Most of the big climbs I do in the Sierra are thanks to my friend Ian McEleney. He comes up with stupid ideas and I’m dumb enough to join him. Well, payback is a bitch: When I came up with the idea of stacking Peter Croft’s “Big Four” alpine routes car-to-car and back-to-back in four long days, Ian felt obligated to return the favor. The following is an account of our time on what we dubbed the 4×4.
Day 1: Keeler Needle
CtoC: 15.5 hours
FA: Warren Harding, Glen Denny, Rob McKnight and Desert Frank, 1960
FFA: Galen Rowell and Chris Vandiver, 1976
After a short five hours of sleep (how did we screw that up?), Ian and I find ourselves hiking up the North Fork of Big Pine Creek. We both guide here frequently and could do the approach with our eyes closed. But aside from the familiarity, there’s not much to complain about. The Whitney Zone is home to an amazing number of great routes: the East Face and the East Buttress of Mt. Whitney; the Mithril Dihedral, Fishhook Arête and the East Ridge on Mt. Russell; and many more.
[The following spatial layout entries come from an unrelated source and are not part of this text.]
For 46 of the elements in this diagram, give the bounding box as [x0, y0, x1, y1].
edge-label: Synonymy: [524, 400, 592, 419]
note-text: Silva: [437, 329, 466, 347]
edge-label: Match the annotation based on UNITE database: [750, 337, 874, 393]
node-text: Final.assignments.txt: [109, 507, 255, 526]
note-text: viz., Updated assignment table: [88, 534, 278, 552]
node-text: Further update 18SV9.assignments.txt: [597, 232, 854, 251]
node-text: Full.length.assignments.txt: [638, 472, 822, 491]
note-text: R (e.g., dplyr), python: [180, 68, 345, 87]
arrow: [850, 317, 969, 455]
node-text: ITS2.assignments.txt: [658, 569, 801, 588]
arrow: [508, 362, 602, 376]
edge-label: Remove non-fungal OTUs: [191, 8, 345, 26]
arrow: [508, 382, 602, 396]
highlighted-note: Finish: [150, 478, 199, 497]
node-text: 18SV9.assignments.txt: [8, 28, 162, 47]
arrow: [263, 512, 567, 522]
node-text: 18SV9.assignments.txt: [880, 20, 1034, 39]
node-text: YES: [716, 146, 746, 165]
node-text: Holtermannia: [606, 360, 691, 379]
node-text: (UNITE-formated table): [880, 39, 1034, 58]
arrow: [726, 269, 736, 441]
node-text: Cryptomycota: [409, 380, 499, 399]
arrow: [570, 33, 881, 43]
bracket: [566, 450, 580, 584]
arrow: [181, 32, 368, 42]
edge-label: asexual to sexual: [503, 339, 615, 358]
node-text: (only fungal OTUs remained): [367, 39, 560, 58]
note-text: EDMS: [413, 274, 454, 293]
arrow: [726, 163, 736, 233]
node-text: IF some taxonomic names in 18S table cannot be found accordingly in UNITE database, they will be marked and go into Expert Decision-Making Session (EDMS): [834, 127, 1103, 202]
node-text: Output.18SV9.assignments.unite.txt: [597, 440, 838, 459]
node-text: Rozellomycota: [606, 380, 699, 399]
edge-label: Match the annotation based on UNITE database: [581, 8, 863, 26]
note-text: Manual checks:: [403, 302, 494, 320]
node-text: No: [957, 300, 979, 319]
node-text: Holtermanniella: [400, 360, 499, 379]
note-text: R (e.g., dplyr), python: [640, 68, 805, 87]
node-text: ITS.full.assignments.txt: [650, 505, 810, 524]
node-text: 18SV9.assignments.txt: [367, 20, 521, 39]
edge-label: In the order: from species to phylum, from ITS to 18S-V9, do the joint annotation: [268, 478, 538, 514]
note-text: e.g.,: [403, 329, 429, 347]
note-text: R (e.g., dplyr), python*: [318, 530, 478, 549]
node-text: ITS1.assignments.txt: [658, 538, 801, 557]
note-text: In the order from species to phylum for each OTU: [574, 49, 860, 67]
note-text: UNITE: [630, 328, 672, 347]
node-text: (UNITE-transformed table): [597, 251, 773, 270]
I take the first block to the 4th class, a natural transition point. Above, Ian squirms up the infamous off-width, which—between the two of us—is his specialty. After getting us through the blue-collar climbing, Ian somehow wanders around lost on the upper pitches, costing us at least an hour. (In case you’re doing the math, an hour here translates to an hour less sleep. Not awesome.) After a stupidly cruxy ending, we top out at 4 p.m., transition and head down the old ditch, aka the Mountaineer’s Route.
Day 2: Dark Star
CtoC: 14.5 hours
FA: Doug Robinson, John Fischer, Jay Jensen, and Gordon Wiltsie; 1975
For some reason waking up this morning doesn’t feel awesome, but Ian’s premade breakfast burritos and a quick VIA get us going. After about two-and-a-half hours of hiking up, we make it to the beach at Second Lake. Here, as if by a trick of our tired minds, we see a man who contributed immensely to the development of the palisades and climbed with the very same party that put up the route we’re headed to climb: Doug Robinson. A charger of his time, Doug is out with his partner Eva to scout a new route somewhere on Temple Crag. He chats us up and sends us on our way feeling like the Celestial Temple has blessed us with an encounter with one of its deities.
The rest of the route goes smoothly over terrain we can move quickly in. Dark Star is not as much of a rock climb as a mountainous ridge climb, something that Ian and I do a lot of. We tag the summit and head toward one of the worst descents in the Eastern Sierra: Contact Pass.
The following day, in 16.5 hours, Sierra Mountain Center guide Braden Downey will solo three routes on Temple Crag (Sun Ribbon, Moon Goddess and Venusian Blind), summiting three times and, most impressively, surviving the same number of slides down Contact Pass. The night brings us up to Mammoth, where Ian’s wife, Jess, has made a delicious meal, kept warm for our late arrival of 9:30 p.m. She preps our breakfast for the morning and gets us to bed at the reasonable hour of 11.
Day 3: SW Face of Conness
CtoC: 13.5 hours
FA: Warren Harding, Herb Swedland, Glen Denny; 1959
FFA: Galen Rowell and Chris Vandiver; 1976
With two days down and what I think is going to be an easy climb ahead of us, I wake up feeling stoked. Ian and I take our time leaving the house and aren’t on the trail until 7:30 a.m., but the late start doesn’t worry us; we have this one in the bag.
Halfway up Conness, both exhausted, we have a rare moment in which neither of us wants to be on the sharp end. We sit for a few minutes. Ian says nothing. I slowly and silently rack up for another dripping wet pitch. In what feels like an eternity—this is mentally the hardest stretch of climbing I’ve ever encountered—it relinquishes itself. The rest of the route covers easy terrain and we sail to the top.
Well off our schedule and feeling a tad defeated, we walk back to the car and are in the Mobile parking lot cooking freeze dried food at 9:30 p.m.
Day 4: Ygdrasil aka Red Dihedral
CtoC: 12.5 hours
FA: Dale Bard, Bob Locke, Mike Farell; 1975
You guessed it: Another six hours of sleep has us starting through the navigational crux of the Twin Lakes campground. A crudely drawn map on the bathroom wall produces key beta. Both of us are feeling good. We might send, we’re headed to a climb that neither of us has done, and best of all we know that it’s mostly straightforward.